In approving the procedure, the Food and Drug
Administration relied heavily on a study that showed
testing could detect 3.8 percent of prostate cancers,
which was a better rate than the standard method, a
digital rectal exam.

Still, 3.8 percent is a small number. Nevertheless,
especially in the early days of screening, men with a
reading over four nanograms per milliliter were sent for
painful prostate biopsies. If the biopsy showed any
signs of cancer, the patient was almost always pushed
into surgery, intensive radiation or other damaging
treatments.

The medical community is slowly turning against P.S.A.
screening. Last year, The New England Journal of
Medicine published results from the two largest studies
of the screening procedure, one in Europe and one in the
United States. The results from the American study show
that over a period of 7 to 10 years, screening did not
reduce the death rate in men 55 and over.

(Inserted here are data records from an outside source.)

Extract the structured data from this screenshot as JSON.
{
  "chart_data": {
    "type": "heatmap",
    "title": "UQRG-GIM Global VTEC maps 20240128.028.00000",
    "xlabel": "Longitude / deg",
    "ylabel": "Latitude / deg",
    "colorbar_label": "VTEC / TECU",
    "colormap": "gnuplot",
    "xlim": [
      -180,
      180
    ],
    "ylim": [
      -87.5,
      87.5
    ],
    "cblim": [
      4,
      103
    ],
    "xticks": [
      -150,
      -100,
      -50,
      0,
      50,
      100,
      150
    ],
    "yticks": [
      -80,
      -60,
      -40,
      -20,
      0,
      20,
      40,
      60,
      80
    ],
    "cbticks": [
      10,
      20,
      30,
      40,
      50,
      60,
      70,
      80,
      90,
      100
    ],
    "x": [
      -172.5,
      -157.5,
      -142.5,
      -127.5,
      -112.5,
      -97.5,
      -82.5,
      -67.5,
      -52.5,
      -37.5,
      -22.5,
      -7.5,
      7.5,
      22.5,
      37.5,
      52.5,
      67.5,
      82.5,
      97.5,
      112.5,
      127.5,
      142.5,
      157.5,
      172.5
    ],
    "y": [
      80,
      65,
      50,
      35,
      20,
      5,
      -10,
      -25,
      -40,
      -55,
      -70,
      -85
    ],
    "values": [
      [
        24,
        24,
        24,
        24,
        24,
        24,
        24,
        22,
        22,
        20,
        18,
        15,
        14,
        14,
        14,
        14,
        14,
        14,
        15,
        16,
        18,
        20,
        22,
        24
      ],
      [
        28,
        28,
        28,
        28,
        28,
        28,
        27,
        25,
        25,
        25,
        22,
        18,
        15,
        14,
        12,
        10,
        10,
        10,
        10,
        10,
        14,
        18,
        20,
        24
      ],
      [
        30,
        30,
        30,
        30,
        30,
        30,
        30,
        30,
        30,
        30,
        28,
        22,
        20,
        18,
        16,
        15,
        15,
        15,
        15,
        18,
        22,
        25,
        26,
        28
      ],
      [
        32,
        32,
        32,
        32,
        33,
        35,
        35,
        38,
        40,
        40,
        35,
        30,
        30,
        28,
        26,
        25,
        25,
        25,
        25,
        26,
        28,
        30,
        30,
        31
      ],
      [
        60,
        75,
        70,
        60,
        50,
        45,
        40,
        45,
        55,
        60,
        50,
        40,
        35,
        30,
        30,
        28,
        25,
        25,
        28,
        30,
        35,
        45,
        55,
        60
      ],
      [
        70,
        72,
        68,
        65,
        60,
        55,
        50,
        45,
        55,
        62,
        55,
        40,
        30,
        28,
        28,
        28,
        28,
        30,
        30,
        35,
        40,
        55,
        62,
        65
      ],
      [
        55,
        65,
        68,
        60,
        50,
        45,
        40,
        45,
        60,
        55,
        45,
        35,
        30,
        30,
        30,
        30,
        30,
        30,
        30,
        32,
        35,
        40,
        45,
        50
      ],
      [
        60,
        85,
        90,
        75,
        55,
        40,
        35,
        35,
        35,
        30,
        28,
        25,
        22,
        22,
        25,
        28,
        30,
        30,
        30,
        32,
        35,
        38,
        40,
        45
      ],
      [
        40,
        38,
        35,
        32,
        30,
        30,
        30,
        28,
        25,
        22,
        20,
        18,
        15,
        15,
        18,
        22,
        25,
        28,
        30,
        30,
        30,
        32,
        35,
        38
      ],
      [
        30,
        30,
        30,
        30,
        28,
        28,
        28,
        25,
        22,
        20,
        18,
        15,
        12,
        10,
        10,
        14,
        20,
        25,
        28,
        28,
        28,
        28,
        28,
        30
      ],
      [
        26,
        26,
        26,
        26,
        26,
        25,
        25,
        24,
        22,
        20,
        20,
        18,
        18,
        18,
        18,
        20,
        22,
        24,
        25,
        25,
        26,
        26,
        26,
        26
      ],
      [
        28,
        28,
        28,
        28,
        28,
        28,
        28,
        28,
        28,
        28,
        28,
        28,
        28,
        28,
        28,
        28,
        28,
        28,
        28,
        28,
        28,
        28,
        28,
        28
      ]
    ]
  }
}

The European study showed a small decline in death
rates, but also found that 48 men would need to be
treated to save one life. That's 47 men who, in all
likelihood, can no longer function sexually or stay out
of the bathroom for long.

Numerous early screening proponents, including Thomas
Stamey, a well-known Stanford University urologist, have
come out against routine testing; last month, the
American Cancer Society urged more caution in using the
test. The American College of Preventive Medicine also
concluded that there was insufficient evidence to
recommend routine screening.

So why is it still used? Because drug companies continue
peddling the tests and advocacy groups push "prostate
cancer awareness" by encouraging men to get screened.
Shamefully, the American Urological Association still
recommends screening, while the National Cancer
Institute is vague on the issue, stating that the
evidence is unclear.

The federal panel empowered to evaluate cancer screening
tests, the Preventive Services Task Force, recently
recommended against P.S.A. screening for men aged 75 or
older. But the group has still not made a recommendation
either way for younger men.

Prostate-specific antigen testing does have a place.
After treatment for prostate cancer, for instance, a
rapidly rising score indicates a return of the disease.
And men with a family history of prostate cancer should
probably get tested regularly. If their score starts
skyrocketing, it could mean cancer.

But these uses are limited. Testing should absolutely
not be deployed to screen the entire population of men
over the age of 50, the outcome pushed by those who
stand to profit.

I never dreamed that my discovery four decades ago would
lead to such a profit-driven public health disaster. The
medical community must confront reality and stop the
inappropriate use of P.S.A. screening. Doing so would
save billions of dollars and rescue millions of men from
unnecessary, debilitating treatments.

Richard J. Ablin is a research professor of
immunobiology and pathology at the University of Arizona
College of Medicine and the president of the Robert
Benjamin Ablin Foundation for Cancer Research.